With the advent of breakthrough NVIDIA RTX graphics cards on the Ampere architecture, many companies have revised their range, updating existing lines, removing outdated ones and replacing them with something more interesting. One of the companies that switched to new names was Zotac. And if someone needs a conditional GeForce RTX 3080 from Zotac, then he will be able to choose from 4 options in different lines, which differ not only in clock frequencies, but also in PCB and cooling system.


The Trinity series occupies one of the dominant positions in this hierarchy, and only flagship video accelerators with massive triple IceShtorm are selected for its ranks. In the case of RTX 3080/3090 models, it consists of several radiators with seven copper heat-conducting tubes of direct contact with the GPU. All this stuff is blown by three turntables with an independent rotation speed. The cards are a little dispersed out of the box, the difference with the reference samples is literally a couple of percent. Zotac does not see the point in squeezing all the juices out of the already fast video cards, they say, why put a cylinder of nitrous oxide in a racing Ferrari?
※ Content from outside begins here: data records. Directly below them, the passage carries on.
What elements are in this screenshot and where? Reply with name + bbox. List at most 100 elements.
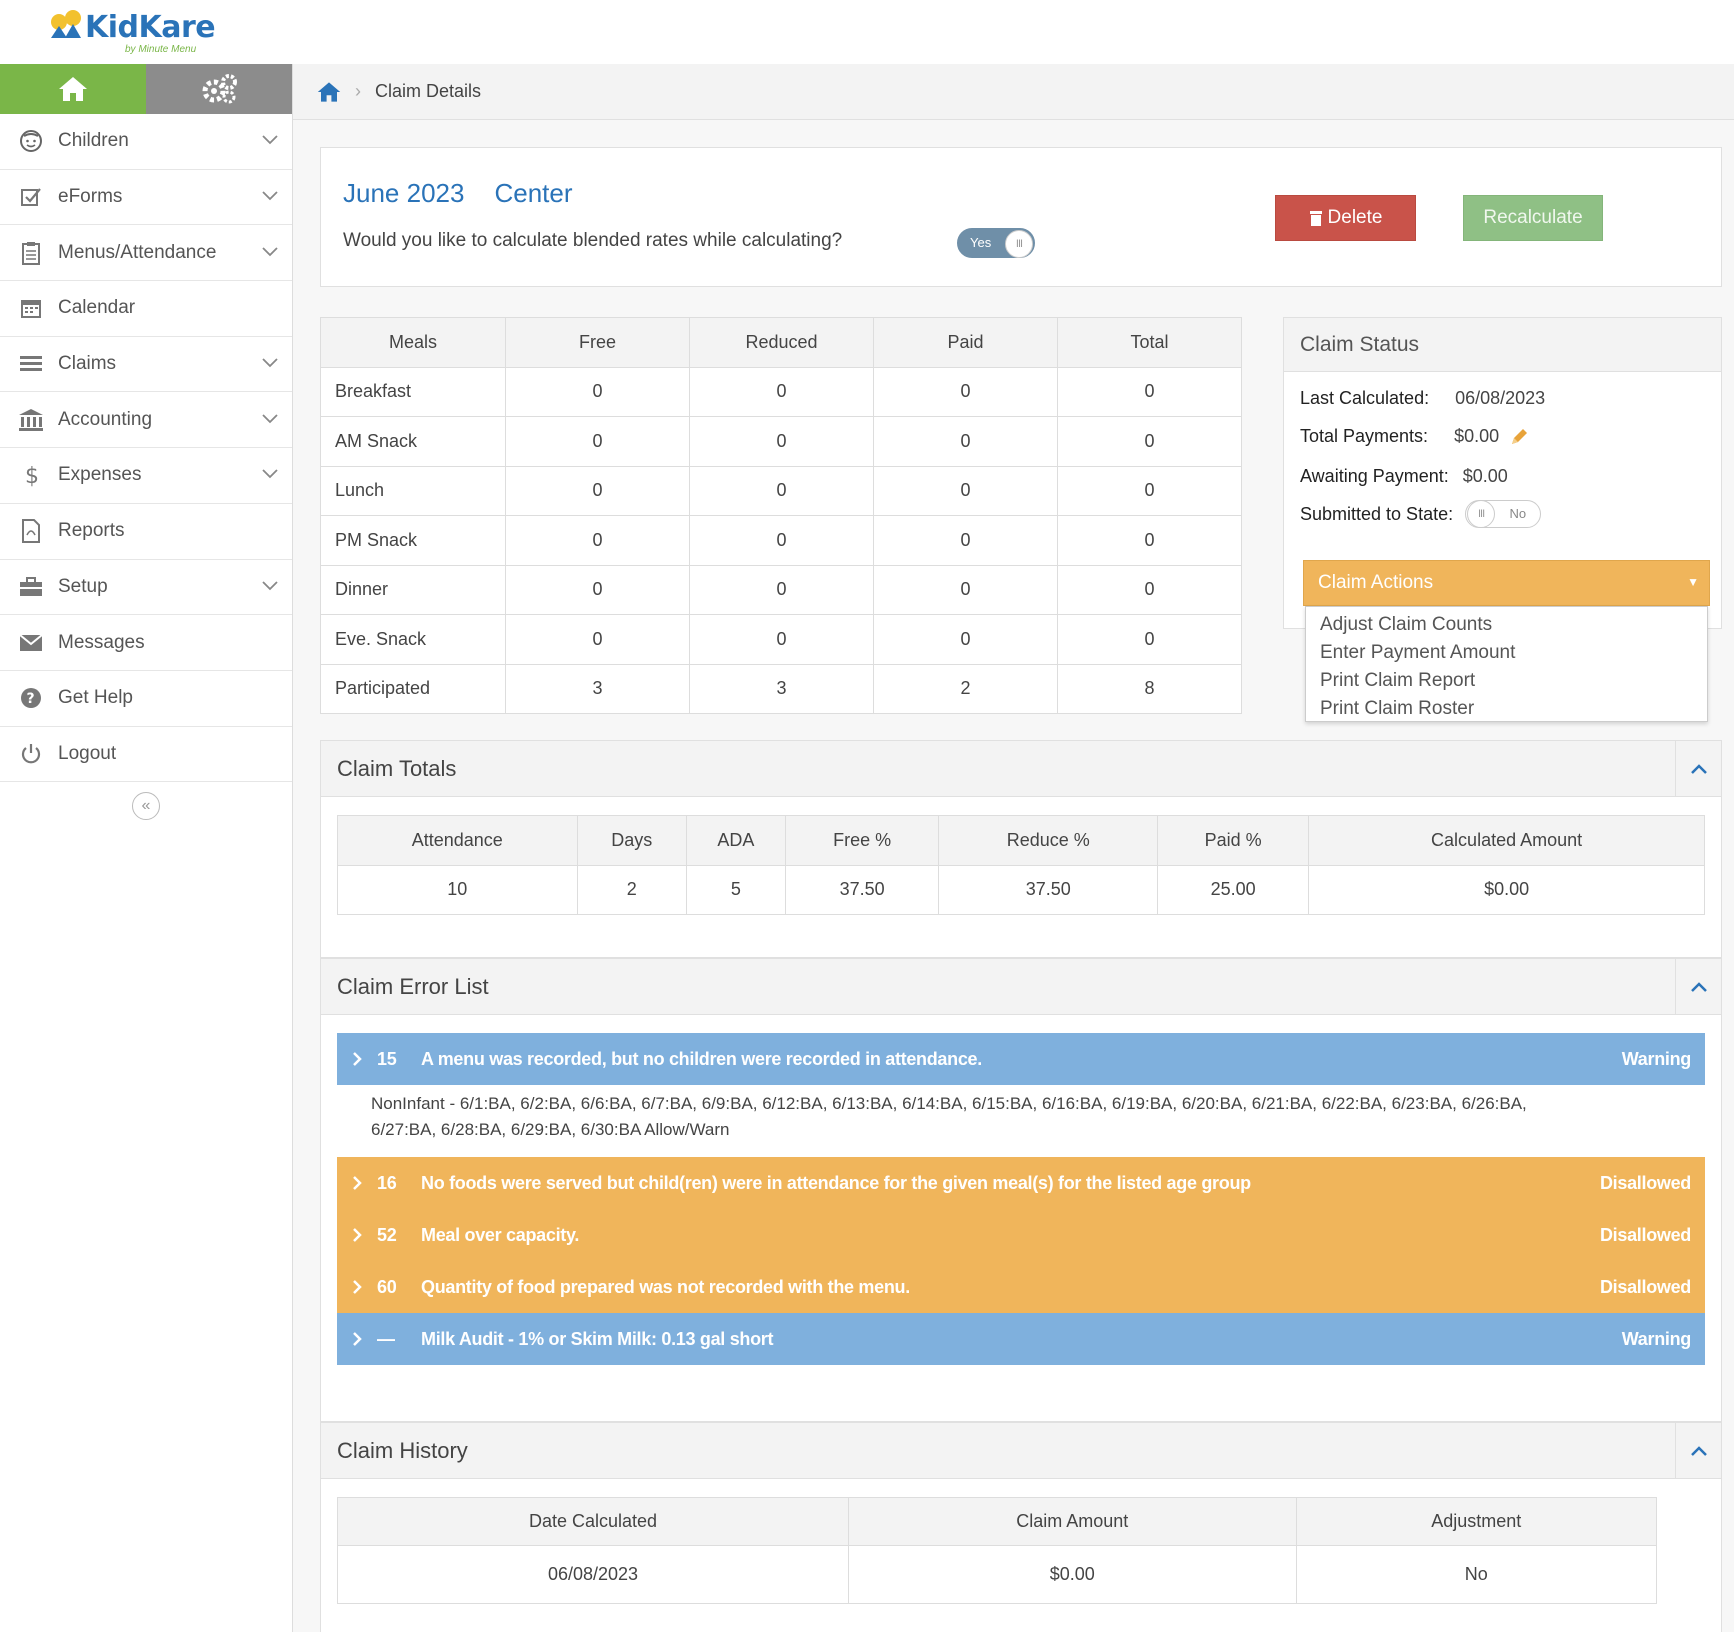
sidebar-item-menus-attendance[interactable]: Menus/Attendance: [0, 225, 292, 282]
sidebar-item-logout[interactable]: Logout: [0, 727, 292, 783]
submitted-state-label: Submitted to State:: [1300, 503, 1454, 524]
sidebar-item-get-help[interactable]: ? Get Help: [0, 671, 292, 727]
sidebar-item-label: eForms: [58, 186, 123, 208]
collapse-errors-button[interactable]: [1675, 959, 1721, 1015]
error-row[interactable]: 52 Meal over capacity. Disallowed: [337, 1209, 1705, 1261]
claim-totals-table-header: Attendance Days ADA Free % Reduce % Paid % Cal…: [337, 815, 1705, 866]
recalculate-button[interactable]: Recalculate: [1463, 195, 1603, 241]
claim-action-option[interactable]: Adjust Claim Counts: [1320, 614, 1493, 635]
count-cell: 0: [873, 564, 1058, 615]
claim-type: Center: [494, 178, 573, 208]
sidebar-item-label: Messages: [58, 631, 145, 653]
claim-action-option[interactable]: Print Claim Report: [1320, 670, 1476, 691]
error-row[interactable]: — Milk Audit - 1% or Skim Milk: 0.13 gal …: [337, 1313, 1705, 1365]
claim-errors-panel: Claim Error List NonInfant - 6/1:BA, 6/2…: [320, 958, 1722, 1422]
brand-tagline: by Minute Menu: [125, 44, 197, 55]
sidebar-item-claims[interactable]: Claims: [0, 337, 292, 393]
column-header: ADA: [685, 815, 786, 866]
meal-name-cell: Participated: [319, 663, 507, 714]
claims-list-icon: [18, 351, 44, 377]
collapse-totals-button[interactable]: [1675, 741, 1721, 797]
breadcrumb-home-icon[interactable]: [317, 81, 341, 103]
submitted-state-toggle[interactable]: III No: [1465, 500, 1542, 528]
error-message: A menu was recorded, but no children wer…: [421, 1048, 982, 1069]
claim-history-table-body: 06/08/2023 $0.00 No: [337, 1545, 1658, 1604]
submitted-toggle-label: No: [1509, 506, 1527, 521]
dollar-icon: $: [18, 462, 44, 488]
column-header: Free: [505, 317, 691, 368]
count-cell: 0: [1056, 416, 1243, 467]
table-row: Breakfast 0 0 0 0: [319, 366, 1243, 417]
home-button[interactable]: [0, 64, 146, 114]
count-cell: 0: [689, 416, 875, 467]
collapse-history-button[interactable]: [1675, 1423, 1721, 1479]
sidebar-item-label: Children: [58, 130, 129, 152]
sidebar-item-eforms[interactable]: eForms: [0, 170, 292, 226]
totals-value-cell: 37.50: [938, 864, 1159, 915]
claim-history-panel: Claim History Date Calculated Claim Amoun…: [320, 1422, 1722, 1632]
sidebar-item-label: Menus/Attendance: [58, 241, 217, 263]
sidebar-item-reports[interactable]: Reports: [0, 504, 292, 560]
settings-button[interactable]: [145, 64, 292, 114]
claim-actions-select[interactable]: Claim Actions ▼: [1303, 560, 1710, 606]
sidebar-item-expenses[interactable]: $ Expenses: [0, 448, 292, 504]
child-face-icon: [18, 128, 44, 154]
toggle-knob-icon: III: [1005, 230, 1033, 258]
chevron-right-icon: [337, 1332, 377, 1346]
column-header: Claim Amount: [848, 1497, 1297, 1546]
count-cell: 0: [689, 465, 875, 516]
claim-errors-title: Claim Error List: [337, 973, 489, 999]
count-cell: 0: [505, 465, 691, 516]
count-cell: 0: [689, 515, 875, 566]
sidebar-item-accounting[interactable]: Accounting: [0, 392, 292, 449]
meal-name-cell: Lunch: [319, 465, 507, 516]
edit-pencil-icon[interactable]: [1509, 427, 1529, 447]
sidebar-item-calendar[interactable]: Calendar: [0, 281, 292, 337]
sidebar: Children eForms Menus/Attendance Calendar Cl…: [0, 64, 293, 1632]
kidkare-logo[interactable]: KidKare by Minute Menu: [45, 6, 245, 56]
sidebar-item-children[interactable]: Children: [0, 114, 292, 170]
claim-title: June 2023 Center: [343, 178, 603, 209]
count-cell: 0: [505, 416, 691, 467]
power-icon: [18, 741, 44, 767]
history-cell: 06/08/2023: [337, 1545, 849, 1604]
chevron-down-icon: [262, 355, 280, 373]
count-cell: 2: [873, 663, 1058, 714]
claim-errors-header: Claim Error List: [321, 959, 1721, 1015]
sidebar-item-label: Accounting: [58, 408, 153, 430]
count-cell: 0: [1056, 564, 1243, 615]
sidebar-item-label: Claims: [58, 353, 117, 375]
delete-button[interactable]: Delete: [1275, 195, 1416, 241]
last-calculated-value: 06/08/2023: [1455, 388, 1546, 408]
error-code: 52: [377, 1224, 397, 1245]
error-code: —: [377, 1328, 395, 1349]
sidebar-item-setup[interactable]: Setup: [0, 560, 292, 616]
awaiting-payment-value: $0.00: [1462, 466, 1508, 486]
error-code: 60: [377, 1276, 397, 1297]
brand-name: KidKare: [85, 10, 216, 45]
breadcrumb-separator-icon: ›: [355, 81, 361, 101]
claim-action-option[interactable]: Enter Payment Amount: [1320, 642, 1516, 663]
sidebar-item-messages[interactable]: Messages: [0, 615, 292, 671]
error-row[interactable]: 16 No foods were served but child(ren) we…: [337, 1157, 1705, 1209]
blend-rates-toggle[interactable]: Yes III: [957, 228, 1035, 258]
error-message: No foods were served but child(ren) were…: [421, 1172, 1251, 1193]
report-file-icon: [18, 518, 44, 544]
chevron-right-icon: [337, 1052, 377, 1066]
error-severity: Disallowed: [1599, 1172, 1691, 1193]
error-row[interactable]: 60 Quantity of food prepared was not reco…: [337, 1261, 1705, 1313]
sidebar-item-label: Get Help: [58, 687, 133, 709]
calendar-icon: [18, 295, 44, 321]
chevron-right-icon: [337, 1176, 377, 1190]
error-row[interactable]: 15 A menu was recorded, but no children w…: [337, 1033, 1705, 1085]
error-detail-line: 6/27:BA, 6/28:BA, 6/29:BA, 6/30:BA Allow…: [371, 1120, 730, 1139]
clipboard-icon: [18, 240, 44, 266]
collapse-sidebar-button[interactable]: «: [132, 792, 160, 820]
claim-totals-header: Claim Totals: [321, 741, 1721, 797]
meals-table-header: Meals Free Reduced Paid Total: [319, 317, 1243, 368]
claim-action-option[interactable]: Print Claim Roster: [1320, 698, 1475, 719]
table-row: AM Snack 0 0 0 0: [319, 416, 1243, 467]
claim-actions-menu: Adjust Claim Counts Enter Payment Amount P…: [1305, 606, 1708, 722]
briefcase-icon: [18, 574, 44, 600]
total-payments-value: $0.00: [1454, 426, 1500, 446]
If the soul requires overclocking, then this activity falls on the shoulders of the user. Here is the software for you, here we will cut for additional nutrition, here is a custom dropsy, if you want exotics. And this is a very curious moment, since Trinity models are a rare example of video cards with upgrade capabilities from third-party developers. So, on the RTX 3080 and 3080 models, instead of regular coolers, custom water blocks or additional panels for passive cooling from EKWB can be installed.